Carpet beetles can come into your house in several ways. Adults can fly in. You might bring them in on flowers or other plant material. Once in the house, the female may lay eggs on any food source, which will provide nutrition for her young. The larva feed on dead insects, dead animals or animal products, i.e., feathers, leather, furs, wool, silk, etc. They also like dried flowers, food crumbs, seeds, bone or blood meal fertilizer, and dried grain products (cracked wheat, oatmeal, cereals, noodles, etc.) From this list you can see that carpet beetle larva may be found almost anywhere in your house. The name carpet beetle comes from the fact that before nylon many carpets were made of wool, and these beetles were often found associated with damaged carpets.
The presence of the larva on your walls indicates that they are mature and are looking for a place to pupate. Many larva in one location indicates that they are leaving a nearby food source. An occasional individual probably came into the house on a bouquet or holiday wreath.
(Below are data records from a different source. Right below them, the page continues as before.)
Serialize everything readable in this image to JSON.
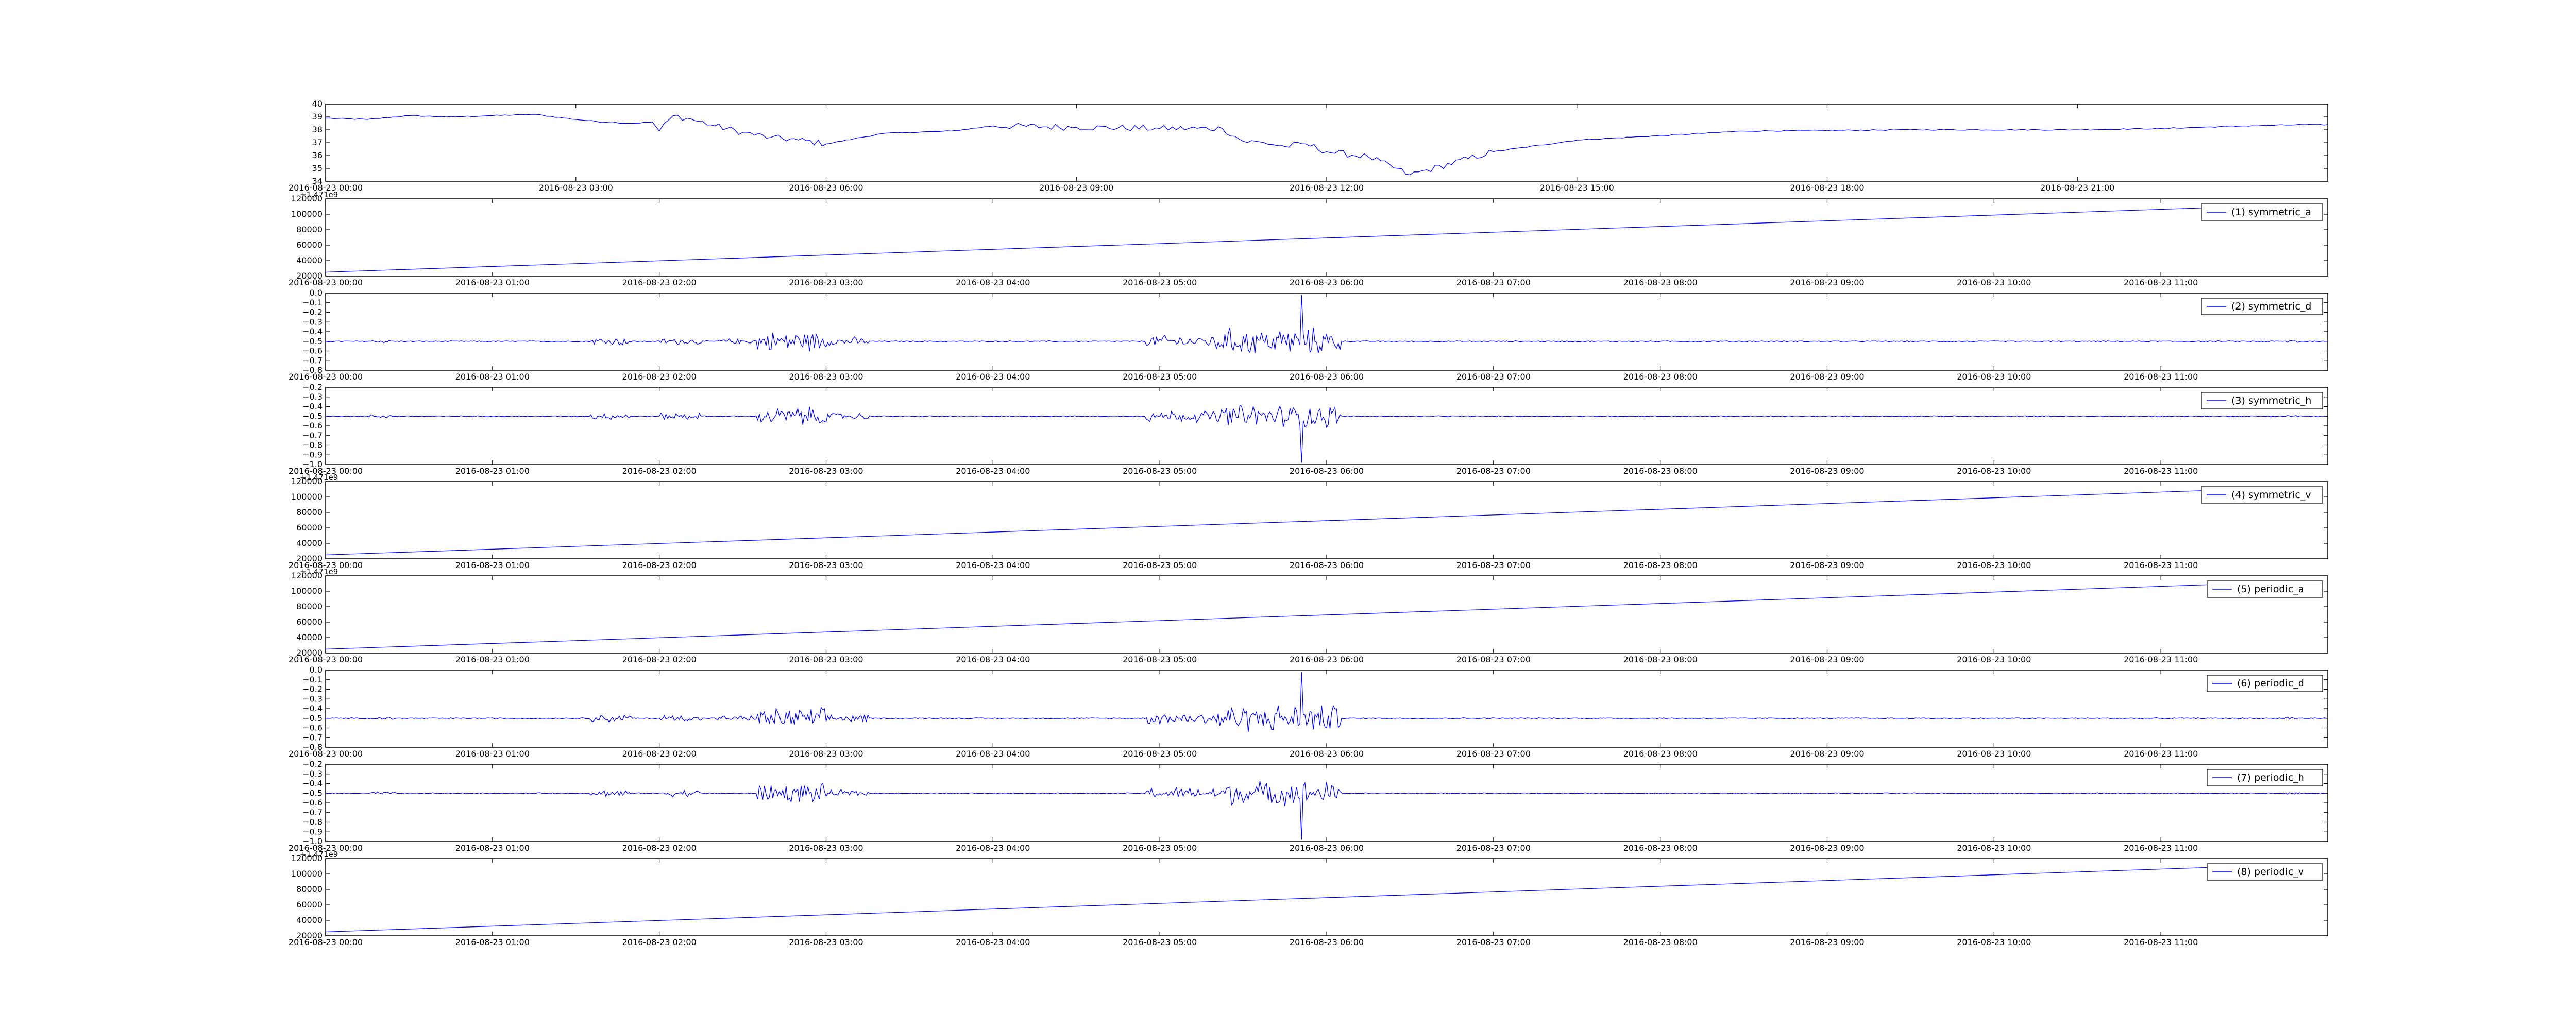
{
  "chart_data": [
    {
      "type": "line",
      "legend": null,
      "x_unit": "datetime",
      "xlim": [
        "2016-08-23 00:00",
        "2016-08-24 00:00"
      ],
      "x_tick_labels": [
        "2016-08-23 00:00",
        "2016-08-23 03:00",
        "2016-08-23 06:00",
        "2016-08-23 09:00",
        "2016-08-23 12:00",
        "2016-08-23 15:00",
        "2016-08-23 18:00",
        "2016-08-23 21:00"
      ],
      "ylim": [
        34,
        40
      ],
      "y_tick_labels": [
        "34",
        "35",
        "36",
        "37",
        "38",
        "39",
        "40"
      ],
      "y_offset_label": "",
      "series": [
        {
          "color": "#0000ff",
          "x": [
            "00:00",
            "00:30",
            "01:00",
            "01:30",
            "02:00",
            "02:30",
            "03:00",
            "03:20",
            "03:40",
            "03:55",
            "04:00",
            "04:10",
            "04:20",
            "04:40",
            "05:00",
            "05:20",
            "05:40",
            "06:00",
            "06:20",
            "06:40",
            "07:00",
            "07:30",
            "08:00",
            "09:00",
            "10:00",
            "10:45",
            "11:00",
            "11:15",
            "11:30",
            "11:45",
            "12:00",
            "12:30",
            "13:00",
            "14:00",
            "15:00",
            "17:00",
            "19:00",
            "21:00",
            "22:00",
            "23:00",
            "23:45",
            "24:00"
          ],
          "y": [
            38.9,
            38.8,
            39.1,
            39.0,
            39.1,
            39.2,
            38.8,
            38.6,
            38.5,
            38.6,
            37.9,
            39.1,
            38.9,
            38.3,
            37.8,
            37.4,
            37.2,
            36.9,
            37.3,
            37.7,
            37.8,
            37.9,
            38.3,
            38.2,
            38.1,
            38.1,
            37.1,
            37.0,
            36.7,
            36.9,
            36.3,
            35.9,
            34.5,
            36.3,
            37.2,
            37.9,
            38.0,
            38.0,
            38.1,
            38.3,
            38.4,
            38.4
          ]
        }
      ]
    },
    {
      "type": "line",
      "legend": "(1) symmetric_a",
      "x_unit": "datetime",
      "xlim": [
        "2016-08-23 00:00",
        "2016-08-23 12:00"
      ],
      "x_tick_labels": [
        "2016-08-23 00:00",
        "2016-08-23 01:00",
        "2016-08-23 02:00",
        "2016-08-23 03:00",
        "2016-08-23 04:00",
        "2016-08-23 05:00",
        "2016-08-23 06:00",
        "2016-08-23 07:00",
        "2016-08-23 08:00",
        "2016-08-23 09:00",
        "2016-08-23 10:00",
        "2016-08-23 11:00"
      ],
      "ylim": [
        20000,
        120000
      ],
      "y_tick_labels": [
        "20000",
        "40000",
        "60000",
        "80000",
        "100000",
        "120000"
      ],
      "y_offset_label": "+1.471e9",
      "series": [
        {
          "color": "#0000ff",
          "x": [
            "00:00",
            "11:30"
          ],
          "y": [
            25000,
            110000
          ]
        }
      ]
    },
    {
      "type": "line",
      "legend": "(2) symmetric_d",
      "x_unit": "datetime",
      "xlim": [
        "2016-08-23 00:00",
        "2016-08-23 12:00"
      ],
      "x_tick_labels": [
        "2016-08-23 00:00",
        "2016-08-23 01:00",
        "2016-08-23 02:00",
        "2016-08-23 03:00",
        "2016-08-23 04:00",
        "2016-08-23 05:00",
        "2016-08-23 06:00",
        "2016-08-23 07:00",
        "2016-08-23 08:00",
        "2016-08-23 09:00",
        "2016-08-23 10:00",
        "2016-08-23 11:00"
      ],
      "ylim": [
        -0.8,
        0.0
      ],
      "y_tick_labels": [
        "−0.8",
        "−0.7",
        "−0.6",
        "−0.5",
        "−0.4",
        "−0.3",
        "−0.2",
        "−0.1",
        "0.0"
      ],
      "y_offset_label": "",
      "series": [
        {
          "color": "#0000ff",
          "baseline": -0.5,
          "spike_x": [
            "05:51"
          ],
          "spike_y": [
            -0.02
          ],
          "noise_bands": [
            {
              "start": "00:00",
              "end": "11:59",
              "amplitude": 0.006
            },
            {
              "start": "00:15",
              "end": "00:25",
              "amplitude": 0.02
            },
            {
              "start": "01:35",
              "end": "01:50",
              "amplitude": 0.05
            },
            {
              "start": "02:00",
              "end": "02:15",
              "amplitude": 0.04
            },
            {
              "start": "02:20",
              "end": "02:35",
              "amplitude": 0.03
            },
            {
              "start": "02:35",
              "end": "03:00",
              "amplitude": 0.12
            },
            {
              "start": "03:00",
              "end": "03:15",
              "amplitude": 0.05
            },
            {
              "start": "04:55",
              "end": "05:20",
              "amplitude": 0.07
            },
            {
              "start": "05:20",
              "end": "06:05",
              "amplitude": 0.16
            },
            {
              "start": "11:45",
              "end": "11:50",
              "amplitude": 0.02
            }
          ]
        }
      ]
    },
    {
      "type": "line",
      "legend": "(3) symmetric_h",
      "x_unit": "datetime",
      "xlim": [
        "2016-08-23 00:00",
        "2016-08-23 12:00"
      ],
      "x_tick_labels": [
        "2016-08-23 00:00",
        "2016-08-23 01:00",
        "2016-08-23 02:00",
        "2016-08-23 03:00",
        "2016-08-23 04:00",
        "2016-08-23 05:00",
        "2016-08-23 06:00",
        "2016-08-23 07:00",
        "2016-08-23 08:00",
        "2016-08-23 09:00",
        "2016-08-23 10:00",
        "2016-08-23 11:00"
      ],
      "ylim": [
        -1.0,
        -0.2
      ],
      "y_tick_labels": [
        "−1.0",
        "−0.9",
        "−0.8",
        "−0.7",
        "−0.6",
        "−0.5",
        "−0.4",
        "−0.3",
        "−0.2"
      ],
      "y_offset_label": "",
      "series": [
        {
          "color": "#0000ff",
          "baseline": -0.5,
          "spike_x": [
            "05:51"
          ],
          "spike_y": [
            -0.98
          ],
          "noise_bands": [
            {
              "start": "00:00",
              "end": "11:59",
              "amplitude": 0.006
            },
            {
              "start": "00:15",
              "end": "00:25",
              "amplitude": 0.02
            },
            {
              "start": "01:35",
              "end": "01:50",
              "amplitude": 0.04
            },
            {
              "start": "02:00",
              "end": "02:15",
              "amplitude": 0.04
            },
            {
              "start": "02:35",
              "end": "03:00",
              "amplitude": 0.11
            },
            {
              "start": "03:00",
              "end": "03:15",
              "amplitude": 0.04
            },
            {
              "start": "04:55",
              "end": "05:20",
              "amplitude": 0.07
            },
            {
              "start": "05:20",
              "end": "06:05",
              "amplitude": 0.14
            },
            {
              "start": "11:45",
              "end": "11:50",
              "amplitude": 0.02
            }
          ]
        }
      ]
    },
    {
      "type": "line",
      "legend": "(4) symmetric_v",
      "x_unit": "datetime",
      "xlim": [
        "2016-08-23 00:00",
        "2016-08-23 12:00"
      ],
      "x_tick_labels": [
        "2016-08-23 00:00",
        "2016-08-23 01:00",
        "2016-08-23 02:00",
        "2016-08-23 03:00",
        "2016-08-23 04:00",
        "2016-08-23 05:00",
        "2016-08-23 06:00",
        "2016-08-23 07:00",
        "2016-08-23 08:00",
        "2016-08-23 09:00",
        "2016-08-23 10:00",
        "2016-08-23 11:00"
      ],
      "ylim": [
        20000,
        120000
      ],
      "y_tick_labels": [
        "20000",
        "40000",
        "60000",
        "80000",
        "100000",
        "120000"
      ],
      "y_offset_label": "+1.471e9",
      "series": [
        {
          "color": "#0000ff",
          "x": [
            "00:00",
            "11:30"
          ],
          "y": [
            25000,
            110000
          ]
        }
      ]
    },
    {
      "type": "line",
      "legend": "(5) periodic_a",
      "x_unit": "datetime",
      "xlim": [
        "2016-08-23 00:00",
        "2016-08-23 12:00"
      ],
      "x_tick_labels": [
        "2016-08-23 00:00",
        "2016-08-23 01:00",
        "2016-08-23 02:00",
        "2016-08-23 03:00",
        "2016-08-23 04:00",
        "2016-08-23 05:00",
        "2016-08-23 06:00",
        "2016-08-23 07:00",
        "2016-08-23 08:00",
        "2016-08-23 09:00",
        "2016-08-23 10:00",
        "2016-08-23 11:00"
      ],
      "ylim": [
        20000,
        120000
      ],
      "y_tick_labels": [
        "20000",
        "40000",
        "60000",
        "80000",
        "100000",
        "120000"
      ],
      "y_offset_label": "+1.471e9",
      "series": [
        {
          "color": "#0000ff",
          "x": [
            "00:00",
            "11:30"
          ],
          "y": [
            25000,
            110000
          ]
        }
      ]
    },
    {
      "type": "line",
      "legend": "(6) periodic_d",
      "x_unit": "datetime",
      "xlim": [
        "2016-08-23 00:00",
        "2016-08-23 12:00"
      ],
      "x_tick_labels": [
        "2016-08-23 00:00",
        "2016-08-23 01:00",
        "2016-08-23 02:00",
        "2016-08-23 03:00",
        "2016-08-23 04:00",
        "2016-08-23 05:00",
        "2016-08-23 06:00",
        "2016-08-23 07:00",
        "2016-08-23 08:00",
        "2016-08-23 09:00",
        "2016-08-23 10:00",
        "2016-08-23 11:00"
      ],
      "ylim": [
        -0.8,
        0.0
      ],
      "y_tick_labels": [
        "−0.8",
        "−0.7",
        "−0.6",
        "−0.5",
        "−0.4",
        "−0.3",
        "−0.2",
        "−0.1",
        "0.0"
      ],
      "y_offset_label": "",
      "series": [
        {
          "color": "#0000ff",
          "baseline": -0.5,
          "spike_x": [
            "05:51"
          ],
          "spike_y": [
            -0.02
          ],
          "noise_bands": [
            {
              "start": "00:00",
              "end": "11:59",
              "amplitude": 0.006
            },
            {
              "start": "00:15",
              "end": "00:25",
              "amplitude": 0.02
            },
            {
              "start": "01:35",
              "end": "01:50",
              "amplitude": 0.05
            },
            {
              "start": "02:00",
              "end": "02:15",
              "amplitude": 0.04
            },
            {
              "start": "02:20",
              "end": "02:35",
              "amplitude": 0.03
            },
            {
              "start": "02:35",
              "end": "03:00",
              "amplitude": 0.12
            },
            {
              "start": "03:00",
              "end": "03:15",
              "amplitude": 0.05
            },
            {
              "start": "04:55",
              "end": "05:20",
              "amplitude": 0.07
            },
            {
              "start": "05:20",
              "end": "06:05",
              "amplitude": 0.16
            },
            {
              "start": "11:45",
              "end": "11:50",
              "amplitude": 0.02
            }
          ]
        }
      ]
    },
    {
      "type": "line",
      "legend": "(7) periodic_h",
      "x_unit": "datetime",
      "xlim": [
        "2016-08-23 00:00",
        "2016-08-23 12:00"
      ],
      "x_tick_labels": [
        "2016-08-23 00:00",
        "2016-08-23 01:00",
        "2016-08-23 02:00",
        "2016-08-23 03:00",
        "2016-08-23 04:00",
        "2016-08-23 05:00",
        "2016-08-23 06:00",
        "2016-08-23 07:00",
        "2016-08-23 08:00",
        "2016-08-23 09:00",
        "2016-08-23 10:00",
        "2016-08-23 11:00"
      ],
      "ylim": [
        -1.0,
        -0.2
      ],
      "y_tick_labels": [
        "−1.0",
        "−0.9",
        "−0.8",
        "−0.7",
        "−0.6",
        "−0.5",
        "−0.4",
        "−0.3",
        "−0.2"
      ],
      "y_offset_label": "",
      "series": [
        {
          "color": "#0000ff",
          "baseline": -0.5,
          "spike_x": [
            "05:51"
          ],
          "spike_y": [
            -0.98
          ],
          "noise_bands": [
            {
              "start": "00:00",
              "end": "11:59",
              "amplitude": 0.006
            },
            {
              "start": "00:15",
              "end": "00:25",
              "amplitude": 0.02
            },
            {
              "start": "01:35",
              "end": "01:50",
              "amplitude": 0.04
            },
            {
              "start": "02:00",
              "end": "02:15",
              "amplitude": 0.04
            },
            {
              "start": "02:35",
              "end": "03:00",
              "amplitude": 0.11
            },
            {
              "start": "03:00",
              "end": "03:15",
              "amplitude": 0.04
            },
            {
              "start": "04:55",
              "end": "05:20",
              "amplitude": 0.07
            },
            {
              "start": "05:20",
              "end": "06:05",
              "amplitude": 0.14
            },
            {
              "start": "11:45",
              "end": "11:50",
              "amplitude": 0.02
            }
          ]
        }
      ]
    },
    {
      "type": "line",
      "legend": "(8) periodic_v",
      "x_unit": "datetime",
      "xlim": [
        "2016-08-23 00:00",
        "2016-08-23 12:00"
      ],
      "x_tick_labels": [
        "2016-08-23 00:00",
        "2016-08-23 01:00",
        "2016-08-23 02:00",
        "2016-08-23 03:00",
        "2016-08-23 04:00",
        "2016-08-23 05:00",
        "2016-08-23 06:00",
        "2016-08-23 07:00",
        "2016-08-23 08:00",
        "2016-08-23 09:00",
        "2016-08-23 10:00",
        "2016-08-23 11:00"
      ],
      "ylim": [
        20000,
        120000
      ],
      "y_tick_labels": [
        "20000",
        "40000",
        "60000",
        "80000",
        "100000",
        "120000"
      ],
      "y_offset_label": "+1.471e9",
      "series": [
        {
          "color": "#0000ff",
          "x": [
            "00:00",
            "11:30"
          ],
          "y": [
            25000,
            110000
          ]
        }
      ]
    }
  ]
}
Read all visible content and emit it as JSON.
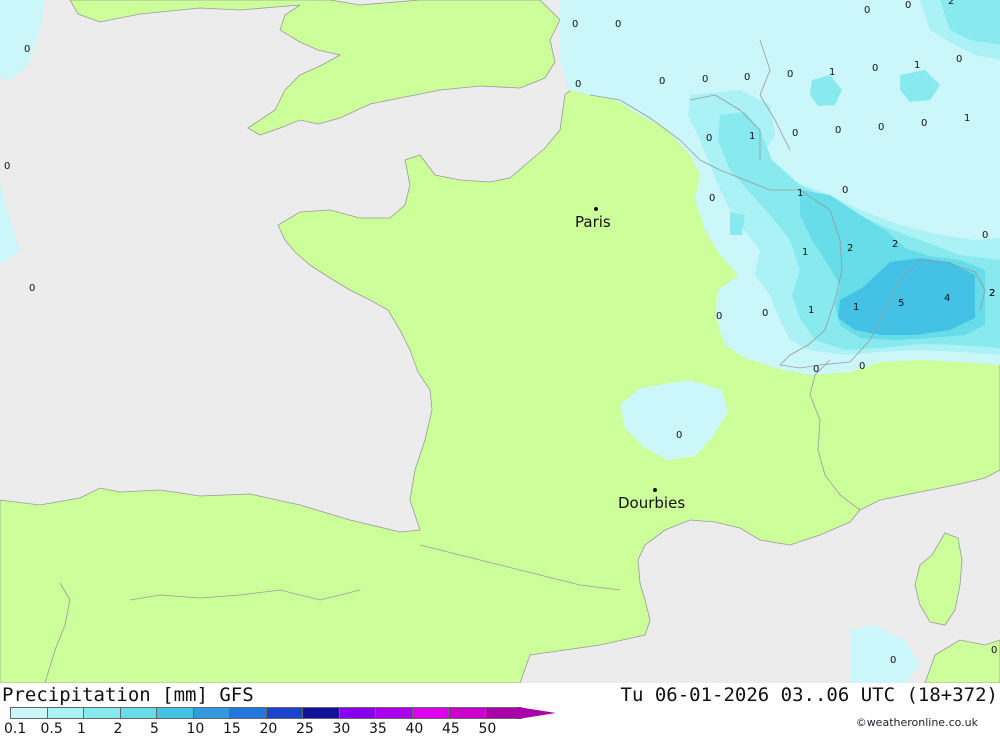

Check the area where the larva were found. Look for damaged fabric, contaminated foods, dust and debris associated with insect activity. Drawers or cupboards where the infestation is found should be thoroughly cleaned with a vacuum to remove all dust and debris which may be serving as a food source. Contaminated articles should be discarded or treated to kill any adults, pupa, larva or eggs. If the article is small, it can be placed in a bag and put in the freezer for several days. Clothing, rugs, etc., can be hung outside in the sun. Better yet, place the item in a clear plastic bag and place the bag in the sun for several days. Heat trapped in the bag will “solarize” the contents.